Spending a period of time here in the Baikal region offers opportunities to travel which cannot be missed. In February I was in Kultuk at the South of Baikal. I'm not sure what made more of an impression - the campfire in deep snow in the forest, with vodka and salo (salted fat) to keep warm, or seeing the Lake for the first time which is a seemingly endless white field at that time of year, or staying in a real Siberian wooden house heated by a wooden stove for the first time - but it was a memorable introduction to  Baikal. On a visit to the old railway track that runs from Kultuk up to Port Baikal later in spring, we flagged down a passing engine and hitched a ride in the open air for a few miles with spectacular views of the Lake. Once Baikal has thawed and the weather is warmer, boats and hydrofoils are an easy and scenic way to travel to the villages of Bolshie Koti and Bolsoe Goloustnoe amongst others. You might choose hiking along the shore of the lake, or prefer to stay in a village, sampling fresh curds from your host's cow, and wandering through fields of scented grasses and herbs. Personally I'd advise that neither are to be missed. Further afield, it is not difficult to travel to Buryatia on the Eastern shore of the Lake, or to explore other parts of Russia if you have the time, money, and inclination. Springtime is the time to start spending weekends at the beautiful village of Katchergat, where Jenny and Tanya are building their wooden house. There is no shortage of work planting the vegetables, but Tanya cooks good kasha which always tastes so good in the cool of the evenings after a day's digging!

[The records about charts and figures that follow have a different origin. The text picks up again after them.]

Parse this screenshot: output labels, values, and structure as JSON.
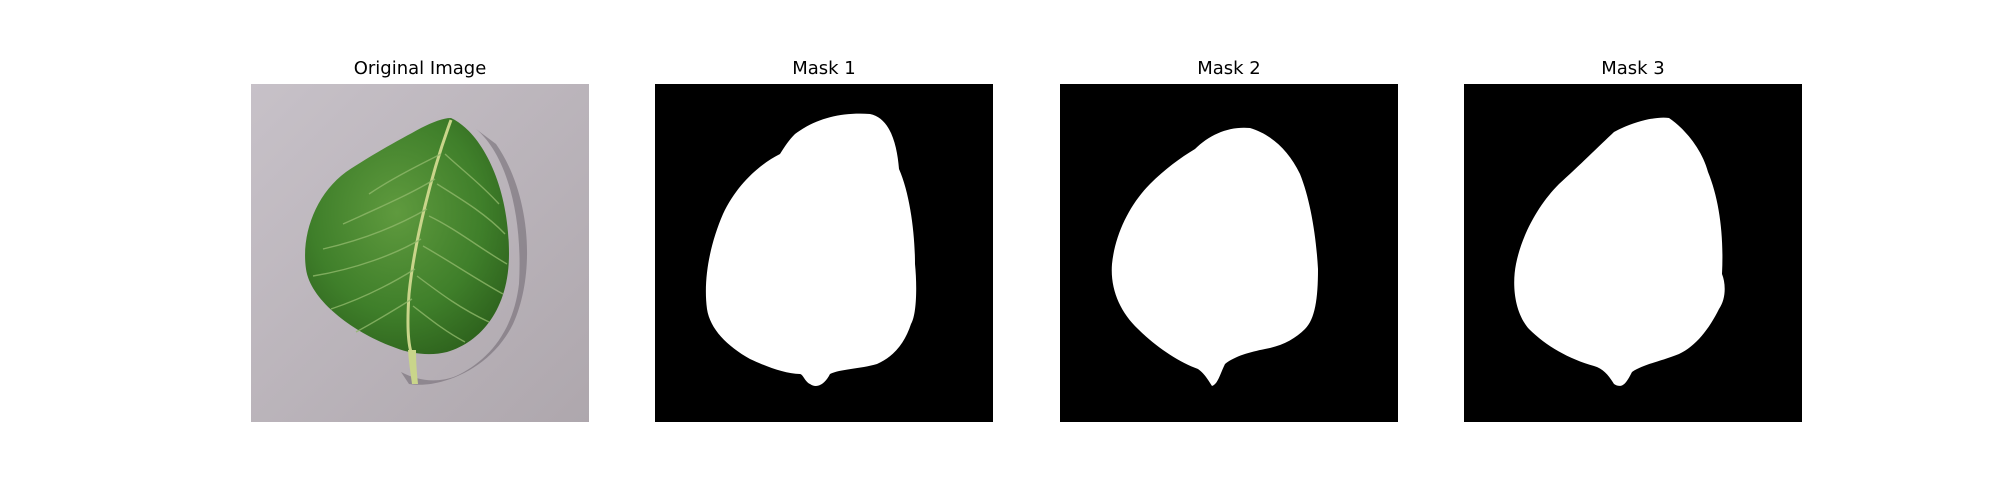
{
  "figure": {
    "panels": [
      {
        "title": "Original Image"
      },
      {
        "title": "Mask 1"
      },
      {
        "title": "Mask 2"
      },
      {
        "title": "Mask 3"
      }
    ]
  },
  "colors": {
    "background": "#ffffff",
    "mask_foreground": "#ffffff",
    "mask_background": "#000000",
    "surface": "#bdb7be",
    "leaf_dark": "#2f6b1f",
    "leaf_light": "#5f9a3e",
    "vein": "#c9d58a"
  }
}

I'd advise anyone who has a reasonable knowledge of Russian, and a willingness to learn more, to volunteer for the Wave. Without any knowledge of the language I think it would be difficult to come to work here, as simply everyday life can be very trying in Russia if you don't understand what is happening. My language has come on leaps and bounds over the 6 months I've been here, and also very importantly, it has been a wonderful period of 'time out'. Time to think,  to immerse yourself in another culture, to explore the beauty of one of the world's last true wildernesses, and at the same time feel that in some small way, you're been giving something back.